City considering opposing nuclear waste transport

March 9, 2017

By Brendan Gibbons STAFF WRITER
San Antonio Express-News

San Antonio City Council members are considering whether to get involved legally in an application to begin accepting highly radioactive nuclear waste at a privately operated site in West Texas.

A request filed by District 8 councilman and mayoral candidate Ron Nirenberg expresses opposition to having thousands of tons of spent nuclear fuel pass through San Antonio via freight rail. Bexar County commissioners passed a similar resolution in February.

“It would be nonsensical to put the waste inventory … through one of the largest metro communities in the country,” Nirenberg said.

Unlike the county’s resolution, Nirenberg’s request asks city staff to “explore the opportunity to intervene” in an application by Waste Control Specialists to store spent nuclear fuel. An intervenor is an outside entity that joins a proceeding with the permission of a judge.

WCS officials have said they eventually hope to accept up to 40,000 tons over 40 years, which would require shipping 3,000 canisters of waste.

The spent nuclear fuel left over from the process of generating electricity is now being stored at 62 active or closed nuclear power plants across the U.S. The independent Nuclear Regulatory Commission is reviewing the WCS application to store a portion of this waste at a site near Andrews.

In a February interview, NRC spokesman Dave McIntyre said intervenors need to prove legal standing and provide at least one “admissible contention,” a legitimate argument that WCS’ application would not adequately protect public health and safety.

The resolution seems to have the support of most council members.
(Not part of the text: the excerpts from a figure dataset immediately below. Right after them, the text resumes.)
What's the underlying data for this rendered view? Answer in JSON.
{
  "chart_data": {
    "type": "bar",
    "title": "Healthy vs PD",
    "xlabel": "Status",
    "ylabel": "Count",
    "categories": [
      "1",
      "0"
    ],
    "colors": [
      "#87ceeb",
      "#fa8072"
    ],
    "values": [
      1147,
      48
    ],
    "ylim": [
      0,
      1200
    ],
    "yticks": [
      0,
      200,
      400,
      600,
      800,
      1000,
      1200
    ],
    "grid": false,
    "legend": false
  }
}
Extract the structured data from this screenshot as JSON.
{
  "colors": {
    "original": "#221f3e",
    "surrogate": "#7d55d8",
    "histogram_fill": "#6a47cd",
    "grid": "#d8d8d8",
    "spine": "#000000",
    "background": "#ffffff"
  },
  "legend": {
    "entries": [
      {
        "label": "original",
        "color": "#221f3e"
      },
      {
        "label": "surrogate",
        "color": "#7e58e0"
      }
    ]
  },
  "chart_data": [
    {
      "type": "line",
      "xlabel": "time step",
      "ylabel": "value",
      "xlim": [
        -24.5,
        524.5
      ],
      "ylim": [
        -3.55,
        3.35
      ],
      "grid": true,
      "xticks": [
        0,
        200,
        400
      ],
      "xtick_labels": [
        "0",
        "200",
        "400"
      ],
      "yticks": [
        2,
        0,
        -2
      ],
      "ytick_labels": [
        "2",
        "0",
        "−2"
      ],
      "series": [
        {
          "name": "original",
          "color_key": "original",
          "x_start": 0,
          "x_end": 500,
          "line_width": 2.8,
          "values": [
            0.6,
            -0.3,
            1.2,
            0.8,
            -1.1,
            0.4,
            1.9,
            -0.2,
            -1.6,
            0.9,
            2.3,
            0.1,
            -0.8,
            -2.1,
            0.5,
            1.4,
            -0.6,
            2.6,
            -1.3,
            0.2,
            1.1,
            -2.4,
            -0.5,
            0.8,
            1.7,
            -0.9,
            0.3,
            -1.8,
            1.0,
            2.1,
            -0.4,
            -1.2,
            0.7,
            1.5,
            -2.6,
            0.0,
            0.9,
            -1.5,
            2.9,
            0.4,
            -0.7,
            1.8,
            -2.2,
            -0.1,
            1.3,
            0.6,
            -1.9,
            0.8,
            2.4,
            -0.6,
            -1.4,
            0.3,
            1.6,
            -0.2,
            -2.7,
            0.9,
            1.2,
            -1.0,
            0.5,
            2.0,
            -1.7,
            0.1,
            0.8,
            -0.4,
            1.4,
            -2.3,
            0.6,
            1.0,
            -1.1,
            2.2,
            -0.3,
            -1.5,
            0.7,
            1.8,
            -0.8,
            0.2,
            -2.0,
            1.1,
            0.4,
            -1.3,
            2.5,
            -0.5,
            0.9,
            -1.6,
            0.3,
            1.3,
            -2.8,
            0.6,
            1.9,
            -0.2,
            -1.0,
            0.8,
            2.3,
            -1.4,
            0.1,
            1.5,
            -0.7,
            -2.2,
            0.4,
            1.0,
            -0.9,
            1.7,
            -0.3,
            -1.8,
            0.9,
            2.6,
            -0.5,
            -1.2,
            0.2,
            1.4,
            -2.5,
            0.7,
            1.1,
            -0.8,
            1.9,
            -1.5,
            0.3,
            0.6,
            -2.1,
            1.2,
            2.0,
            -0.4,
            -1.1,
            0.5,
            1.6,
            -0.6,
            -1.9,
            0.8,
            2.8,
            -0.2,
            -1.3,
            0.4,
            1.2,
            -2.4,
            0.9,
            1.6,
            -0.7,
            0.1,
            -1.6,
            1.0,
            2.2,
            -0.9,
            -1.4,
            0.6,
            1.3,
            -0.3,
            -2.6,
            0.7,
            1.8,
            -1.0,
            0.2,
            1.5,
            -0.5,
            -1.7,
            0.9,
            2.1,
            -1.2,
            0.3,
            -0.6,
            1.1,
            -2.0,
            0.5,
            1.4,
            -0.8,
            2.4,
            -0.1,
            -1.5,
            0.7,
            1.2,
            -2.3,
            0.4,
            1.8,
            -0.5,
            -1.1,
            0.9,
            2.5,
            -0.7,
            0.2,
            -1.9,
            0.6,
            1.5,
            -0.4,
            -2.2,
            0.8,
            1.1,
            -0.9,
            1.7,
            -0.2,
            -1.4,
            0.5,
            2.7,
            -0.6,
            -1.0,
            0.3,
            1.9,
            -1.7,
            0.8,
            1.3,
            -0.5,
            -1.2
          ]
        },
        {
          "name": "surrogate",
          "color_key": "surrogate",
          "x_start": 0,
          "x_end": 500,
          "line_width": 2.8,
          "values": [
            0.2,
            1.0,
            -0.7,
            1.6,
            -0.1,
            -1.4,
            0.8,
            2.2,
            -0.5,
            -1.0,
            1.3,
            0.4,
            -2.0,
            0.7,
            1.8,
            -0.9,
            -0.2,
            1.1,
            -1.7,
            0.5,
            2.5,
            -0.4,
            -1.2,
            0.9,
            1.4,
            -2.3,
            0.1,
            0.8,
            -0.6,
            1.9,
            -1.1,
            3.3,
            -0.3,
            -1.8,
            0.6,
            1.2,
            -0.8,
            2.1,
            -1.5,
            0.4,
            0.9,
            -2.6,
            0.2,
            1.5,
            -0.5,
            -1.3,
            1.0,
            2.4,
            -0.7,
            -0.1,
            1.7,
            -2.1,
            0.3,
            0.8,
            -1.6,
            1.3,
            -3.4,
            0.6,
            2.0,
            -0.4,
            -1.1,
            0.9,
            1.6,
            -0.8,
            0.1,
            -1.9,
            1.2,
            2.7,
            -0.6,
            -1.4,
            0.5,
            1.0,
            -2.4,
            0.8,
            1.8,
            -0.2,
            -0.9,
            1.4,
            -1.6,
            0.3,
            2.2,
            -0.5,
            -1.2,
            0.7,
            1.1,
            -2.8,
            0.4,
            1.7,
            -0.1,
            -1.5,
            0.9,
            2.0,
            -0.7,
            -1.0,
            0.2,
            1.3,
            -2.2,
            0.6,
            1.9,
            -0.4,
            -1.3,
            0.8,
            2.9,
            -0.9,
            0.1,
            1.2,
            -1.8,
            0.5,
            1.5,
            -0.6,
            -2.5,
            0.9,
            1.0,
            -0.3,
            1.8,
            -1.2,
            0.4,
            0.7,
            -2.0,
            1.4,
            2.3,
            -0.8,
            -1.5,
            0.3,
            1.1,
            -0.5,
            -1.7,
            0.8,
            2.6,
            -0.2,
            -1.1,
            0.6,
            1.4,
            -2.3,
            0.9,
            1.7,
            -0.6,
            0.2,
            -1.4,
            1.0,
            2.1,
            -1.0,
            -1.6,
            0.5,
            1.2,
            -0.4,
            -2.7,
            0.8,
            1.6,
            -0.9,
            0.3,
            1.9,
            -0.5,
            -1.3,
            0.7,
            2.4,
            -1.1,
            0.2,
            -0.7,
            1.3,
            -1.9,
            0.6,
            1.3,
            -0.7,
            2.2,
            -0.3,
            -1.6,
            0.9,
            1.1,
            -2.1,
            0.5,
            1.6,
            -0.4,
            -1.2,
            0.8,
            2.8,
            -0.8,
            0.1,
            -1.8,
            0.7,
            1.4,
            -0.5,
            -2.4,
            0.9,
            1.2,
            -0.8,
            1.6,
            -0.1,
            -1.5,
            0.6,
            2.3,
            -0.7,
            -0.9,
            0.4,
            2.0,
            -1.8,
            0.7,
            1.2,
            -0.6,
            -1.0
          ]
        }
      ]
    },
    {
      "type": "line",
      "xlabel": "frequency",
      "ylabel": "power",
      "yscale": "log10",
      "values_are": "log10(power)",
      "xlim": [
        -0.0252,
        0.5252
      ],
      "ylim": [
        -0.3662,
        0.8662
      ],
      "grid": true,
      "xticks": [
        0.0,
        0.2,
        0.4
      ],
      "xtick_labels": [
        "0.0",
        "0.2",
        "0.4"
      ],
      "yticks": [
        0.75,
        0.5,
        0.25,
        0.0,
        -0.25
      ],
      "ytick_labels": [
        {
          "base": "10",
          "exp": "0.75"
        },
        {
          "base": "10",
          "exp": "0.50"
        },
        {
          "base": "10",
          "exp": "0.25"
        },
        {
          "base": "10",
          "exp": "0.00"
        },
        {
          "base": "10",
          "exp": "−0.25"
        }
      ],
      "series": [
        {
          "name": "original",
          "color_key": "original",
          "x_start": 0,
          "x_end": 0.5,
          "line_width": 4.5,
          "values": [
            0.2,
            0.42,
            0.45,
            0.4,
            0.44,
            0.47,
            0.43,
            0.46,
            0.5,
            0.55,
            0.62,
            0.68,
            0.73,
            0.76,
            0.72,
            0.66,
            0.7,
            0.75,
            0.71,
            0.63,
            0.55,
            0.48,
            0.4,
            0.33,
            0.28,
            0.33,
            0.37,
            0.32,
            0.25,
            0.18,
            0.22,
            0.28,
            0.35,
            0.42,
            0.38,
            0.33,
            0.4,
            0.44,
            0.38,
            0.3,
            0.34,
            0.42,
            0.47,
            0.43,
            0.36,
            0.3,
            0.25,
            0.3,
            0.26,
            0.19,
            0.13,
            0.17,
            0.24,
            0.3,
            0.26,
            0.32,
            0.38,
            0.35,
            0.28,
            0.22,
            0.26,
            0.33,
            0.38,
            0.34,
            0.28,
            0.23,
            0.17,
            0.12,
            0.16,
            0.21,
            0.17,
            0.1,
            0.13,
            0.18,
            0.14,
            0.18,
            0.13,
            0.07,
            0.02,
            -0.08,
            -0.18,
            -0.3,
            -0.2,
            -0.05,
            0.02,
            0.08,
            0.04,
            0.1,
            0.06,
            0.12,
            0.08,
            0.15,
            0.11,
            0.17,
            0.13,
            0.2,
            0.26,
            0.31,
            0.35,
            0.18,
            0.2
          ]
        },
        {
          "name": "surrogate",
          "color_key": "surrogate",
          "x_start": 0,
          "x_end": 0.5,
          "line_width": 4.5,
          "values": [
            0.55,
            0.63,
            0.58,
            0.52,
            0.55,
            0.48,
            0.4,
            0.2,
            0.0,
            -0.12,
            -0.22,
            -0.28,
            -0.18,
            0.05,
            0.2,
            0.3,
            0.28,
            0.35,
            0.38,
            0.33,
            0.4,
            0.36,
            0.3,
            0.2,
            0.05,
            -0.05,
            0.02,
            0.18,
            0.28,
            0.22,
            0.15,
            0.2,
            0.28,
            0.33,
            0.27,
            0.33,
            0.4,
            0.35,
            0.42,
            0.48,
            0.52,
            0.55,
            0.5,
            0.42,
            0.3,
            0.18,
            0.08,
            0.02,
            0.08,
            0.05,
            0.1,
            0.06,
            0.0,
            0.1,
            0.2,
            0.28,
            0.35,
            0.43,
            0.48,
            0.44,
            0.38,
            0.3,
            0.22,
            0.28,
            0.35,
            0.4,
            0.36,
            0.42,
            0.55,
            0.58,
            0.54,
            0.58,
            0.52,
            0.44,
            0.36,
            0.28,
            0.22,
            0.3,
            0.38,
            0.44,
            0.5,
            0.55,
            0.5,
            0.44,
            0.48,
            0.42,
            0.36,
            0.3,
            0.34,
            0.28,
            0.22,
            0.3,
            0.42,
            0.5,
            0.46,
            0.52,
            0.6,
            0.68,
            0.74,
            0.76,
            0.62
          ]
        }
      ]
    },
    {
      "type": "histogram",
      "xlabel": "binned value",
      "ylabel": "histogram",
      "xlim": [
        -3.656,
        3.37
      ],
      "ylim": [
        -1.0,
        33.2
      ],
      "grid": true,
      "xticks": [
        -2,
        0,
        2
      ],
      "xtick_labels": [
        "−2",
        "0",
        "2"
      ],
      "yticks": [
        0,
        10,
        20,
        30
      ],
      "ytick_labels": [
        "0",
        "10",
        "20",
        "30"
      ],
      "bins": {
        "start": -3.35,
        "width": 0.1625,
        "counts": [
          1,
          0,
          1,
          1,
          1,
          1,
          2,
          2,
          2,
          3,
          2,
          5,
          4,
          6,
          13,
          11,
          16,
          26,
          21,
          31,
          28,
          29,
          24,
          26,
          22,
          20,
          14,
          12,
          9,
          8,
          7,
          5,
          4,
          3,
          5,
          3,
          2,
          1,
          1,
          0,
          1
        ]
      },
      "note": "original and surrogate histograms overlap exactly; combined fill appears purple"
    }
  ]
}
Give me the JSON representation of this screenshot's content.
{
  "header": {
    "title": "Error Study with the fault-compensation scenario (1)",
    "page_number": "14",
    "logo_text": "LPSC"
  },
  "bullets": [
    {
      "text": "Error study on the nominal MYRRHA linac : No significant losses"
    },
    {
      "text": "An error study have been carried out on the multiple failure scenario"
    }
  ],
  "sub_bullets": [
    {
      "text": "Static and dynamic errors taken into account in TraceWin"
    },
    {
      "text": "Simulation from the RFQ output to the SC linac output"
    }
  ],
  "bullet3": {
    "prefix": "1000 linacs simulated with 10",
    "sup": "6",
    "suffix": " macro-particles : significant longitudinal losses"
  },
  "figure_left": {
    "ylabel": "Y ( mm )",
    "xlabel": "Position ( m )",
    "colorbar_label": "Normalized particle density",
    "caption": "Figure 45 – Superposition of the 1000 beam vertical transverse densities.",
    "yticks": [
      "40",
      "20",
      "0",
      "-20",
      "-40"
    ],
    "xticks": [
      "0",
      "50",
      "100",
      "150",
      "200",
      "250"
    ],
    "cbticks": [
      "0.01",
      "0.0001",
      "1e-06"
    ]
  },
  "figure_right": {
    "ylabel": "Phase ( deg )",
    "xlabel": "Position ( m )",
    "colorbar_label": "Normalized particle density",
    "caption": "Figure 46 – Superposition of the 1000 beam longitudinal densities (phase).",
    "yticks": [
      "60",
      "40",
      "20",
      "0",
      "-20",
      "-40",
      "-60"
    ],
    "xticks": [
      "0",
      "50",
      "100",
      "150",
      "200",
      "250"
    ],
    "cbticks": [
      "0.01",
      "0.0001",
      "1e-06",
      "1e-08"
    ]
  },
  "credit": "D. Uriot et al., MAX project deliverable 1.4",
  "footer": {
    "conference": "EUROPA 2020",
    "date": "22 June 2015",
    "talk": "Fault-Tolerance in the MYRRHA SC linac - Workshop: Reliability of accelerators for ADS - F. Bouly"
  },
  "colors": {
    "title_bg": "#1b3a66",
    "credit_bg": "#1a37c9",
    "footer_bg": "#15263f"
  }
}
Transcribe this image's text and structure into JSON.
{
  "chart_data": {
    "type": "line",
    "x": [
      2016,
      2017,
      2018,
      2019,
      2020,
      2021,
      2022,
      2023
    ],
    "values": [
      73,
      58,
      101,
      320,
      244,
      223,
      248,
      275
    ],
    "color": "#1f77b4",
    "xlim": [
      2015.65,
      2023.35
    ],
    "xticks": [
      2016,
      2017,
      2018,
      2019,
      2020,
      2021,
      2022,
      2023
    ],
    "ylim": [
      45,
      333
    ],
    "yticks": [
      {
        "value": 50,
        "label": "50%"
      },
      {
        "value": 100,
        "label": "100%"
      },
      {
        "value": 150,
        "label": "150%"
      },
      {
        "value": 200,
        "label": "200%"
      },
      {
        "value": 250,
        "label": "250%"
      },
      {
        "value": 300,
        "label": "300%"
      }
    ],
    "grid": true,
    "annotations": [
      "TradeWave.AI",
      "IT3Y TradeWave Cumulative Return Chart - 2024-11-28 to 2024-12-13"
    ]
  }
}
Several said they want to at least have a public discussion over the proposal and whether it makes sense for the city to intervene.

In a statement Thursday, Mayor Ivy Taylor said she supports the resolution going before the council’s Governance Committee.

“I also believe that city staff should at least have a seat at the table during the NRC licensing process to ensure their decisions do not negatively impact our community’s health and safety,” she said.